Following the 2019 Climate Action Summit, directors, government and the community are being urged to take immediate action to tackle climate change.
Directors, government and the community have been warned to urgently prioritise ambitious and coordinated action to address growing climate risks, with global focus on the issue at the United Nations Climate Action Summit in New York in September. The summit reflected the growing impact of climate change on business and investors, with a group of the world’s largest asset-owners — responsible for directing more than US$2 trillion in investments — committing to move to carbon-neutral investment portfolios by 2050. Sixty-five countries also committed to cut greenhouse gas emissions to net zero by 2050, and more than 100 business leaders announced actions to align with Paris Agreement targets to keep global warming “well below two degrees Celsius” and “make efforts” to keep it below 1.5ºC.
In September, the Intergovernmental Panel on Climate Change (IPCC) released its Special Report on the Ocean and Cryosphere in a Changing Climate, which highlighted the urgency of prioritising timely, ambitious and coordinated action to address unprecedented and enduring changes in the ocean and cryosphere. “We will only be able to keep global warming to well below 2°C above pre-industrial levels if we affect unprecedented transitions in all aspects of society, including energy, land and ecosystems, urban and infrastructure as well as industry,” said Debra Roberts, co-chair of an IPCC working group set up to assess the impact of climate change.

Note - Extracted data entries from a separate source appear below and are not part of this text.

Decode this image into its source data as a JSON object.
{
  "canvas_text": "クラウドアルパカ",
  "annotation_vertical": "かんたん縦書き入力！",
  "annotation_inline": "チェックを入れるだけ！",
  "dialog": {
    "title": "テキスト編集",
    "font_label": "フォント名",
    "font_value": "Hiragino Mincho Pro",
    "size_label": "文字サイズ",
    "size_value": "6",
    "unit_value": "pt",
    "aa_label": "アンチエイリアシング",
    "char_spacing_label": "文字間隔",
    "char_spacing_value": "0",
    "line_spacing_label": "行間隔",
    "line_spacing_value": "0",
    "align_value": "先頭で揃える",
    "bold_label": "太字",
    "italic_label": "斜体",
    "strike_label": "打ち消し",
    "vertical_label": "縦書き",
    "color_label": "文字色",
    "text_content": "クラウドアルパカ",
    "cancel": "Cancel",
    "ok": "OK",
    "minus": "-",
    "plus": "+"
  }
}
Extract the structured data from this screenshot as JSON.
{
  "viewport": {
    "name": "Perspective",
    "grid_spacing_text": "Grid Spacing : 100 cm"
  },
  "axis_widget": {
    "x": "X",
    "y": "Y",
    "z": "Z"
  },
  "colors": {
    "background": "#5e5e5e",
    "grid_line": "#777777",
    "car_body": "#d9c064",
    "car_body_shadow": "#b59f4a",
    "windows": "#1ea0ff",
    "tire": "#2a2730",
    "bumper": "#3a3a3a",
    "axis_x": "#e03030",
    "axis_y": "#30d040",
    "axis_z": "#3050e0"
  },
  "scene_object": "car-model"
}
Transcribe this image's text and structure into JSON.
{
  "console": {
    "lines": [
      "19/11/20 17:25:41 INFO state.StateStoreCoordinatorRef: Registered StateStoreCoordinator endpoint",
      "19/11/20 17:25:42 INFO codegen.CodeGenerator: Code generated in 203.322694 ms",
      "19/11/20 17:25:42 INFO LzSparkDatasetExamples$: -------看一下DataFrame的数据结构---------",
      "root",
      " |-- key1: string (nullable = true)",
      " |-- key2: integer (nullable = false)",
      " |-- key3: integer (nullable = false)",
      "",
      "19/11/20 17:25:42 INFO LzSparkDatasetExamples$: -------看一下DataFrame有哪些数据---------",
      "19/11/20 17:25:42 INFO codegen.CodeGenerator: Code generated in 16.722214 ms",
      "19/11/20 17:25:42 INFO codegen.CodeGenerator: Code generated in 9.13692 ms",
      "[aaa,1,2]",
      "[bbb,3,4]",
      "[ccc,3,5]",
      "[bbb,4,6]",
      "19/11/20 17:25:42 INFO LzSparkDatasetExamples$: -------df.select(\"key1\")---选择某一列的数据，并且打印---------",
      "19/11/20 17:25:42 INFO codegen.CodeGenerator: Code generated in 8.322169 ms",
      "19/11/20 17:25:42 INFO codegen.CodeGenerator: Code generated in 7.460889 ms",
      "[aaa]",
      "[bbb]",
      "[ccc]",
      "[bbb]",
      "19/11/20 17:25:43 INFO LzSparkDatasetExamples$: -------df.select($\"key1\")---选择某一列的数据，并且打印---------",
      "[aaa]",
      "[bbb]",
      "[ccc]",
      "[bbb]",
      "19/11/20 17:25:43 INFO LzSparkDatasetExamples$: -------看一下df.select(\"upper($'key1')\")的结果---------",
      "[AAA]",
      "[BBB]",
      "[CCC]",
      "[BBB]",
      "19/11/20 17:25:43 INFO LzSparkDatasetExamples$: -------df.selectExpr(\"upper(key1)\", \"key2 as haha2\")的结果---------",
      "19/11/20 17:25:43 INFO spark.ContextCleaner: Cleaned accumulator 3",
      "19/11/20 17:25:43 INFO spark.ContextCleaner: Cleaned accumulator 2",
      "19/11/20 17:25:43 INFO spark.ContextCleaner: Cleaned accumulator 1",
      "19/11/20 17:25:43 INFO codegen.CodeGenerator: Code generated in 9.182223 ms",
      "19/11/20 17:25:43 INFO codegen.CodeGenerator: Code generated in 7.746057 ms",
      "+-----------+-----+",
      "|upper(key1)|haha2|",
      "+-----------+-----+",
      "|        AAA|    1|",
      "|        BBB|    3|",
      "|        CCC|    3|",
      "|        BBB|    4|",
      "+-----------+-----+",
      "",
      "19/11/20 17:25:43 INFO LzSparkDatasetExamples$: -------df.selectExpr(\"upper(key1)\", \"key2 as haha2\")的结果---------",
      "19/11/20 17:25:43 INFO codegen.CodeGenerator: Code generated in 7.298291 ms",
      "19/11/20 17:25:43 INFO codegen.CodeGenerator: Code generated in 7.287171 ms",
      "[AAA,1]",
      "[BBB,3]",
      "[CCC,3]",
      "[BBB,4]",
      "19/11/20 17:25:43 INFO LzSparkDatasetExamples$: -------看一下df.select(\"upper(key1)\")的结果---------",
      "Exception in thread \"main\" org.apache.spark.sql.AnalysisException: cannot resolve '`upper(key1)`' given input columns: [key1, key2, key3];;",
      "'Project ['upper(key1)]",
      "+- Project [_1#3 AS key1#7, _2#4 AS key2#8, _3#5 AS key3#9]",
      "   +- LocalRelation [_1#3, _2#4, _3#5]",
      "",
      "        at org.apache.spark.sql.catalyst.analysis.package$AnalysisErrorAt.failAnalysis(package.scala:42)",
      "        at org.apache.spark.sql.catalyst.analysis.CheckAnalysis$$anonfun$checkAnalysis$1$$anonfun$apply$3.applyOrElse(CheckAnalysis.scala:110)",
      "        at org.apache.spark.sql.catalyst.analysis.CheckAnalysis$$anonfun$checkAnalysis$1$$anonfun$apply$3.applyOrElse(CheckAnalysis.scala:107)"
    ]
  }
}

According to the non-profit Energy & Climate Intelligence Unit, more countries and organisations are making commitments to move to a net-zero emissions economy which will require fundamental changes in all sectors of the economy. Former Liberal party leader John Hewson AM, chair of the Business Council for Sustainable Development Australia, says it is time to establish a national policy to support business, government and the community in speeding up the transition to a lower carbon environment. “We need a framework, set out by an independent body... the longer you leave it, the harder it is to do,” he says .
In Australia, the Australian Securities and Investments Commission (ASIC) has recently updated its existing regulatory guidance to address the disclosure of climate change-related risks and opportunities. Among other updates, ASIC has highlighted that climate change is a systemic risk that could have a material impact on the future financial position, performance or prospects of entities, and may therefore need to be disclosed in an operating and financial review (a key part of reporting for listed entities). The updated guidance reflects an ongoing focus by regulators on climate change risk disclosures, and support for the use of appropriate disclosure frameworks, such as that developed by the Financial Stability Boards Taskforce on Climate-related Financial Disclosures (TCFD).
The issue was a hot topic at the AICD Essential Director Update in Sydney on 2 October. Lisa Chung, chair of Urbis, said different types of businesses had different considerations that sit along a spectrum. “It’s incumbent on boards to consider the different elements of climate change and how it impacts their business in the short, medium and longer-term.”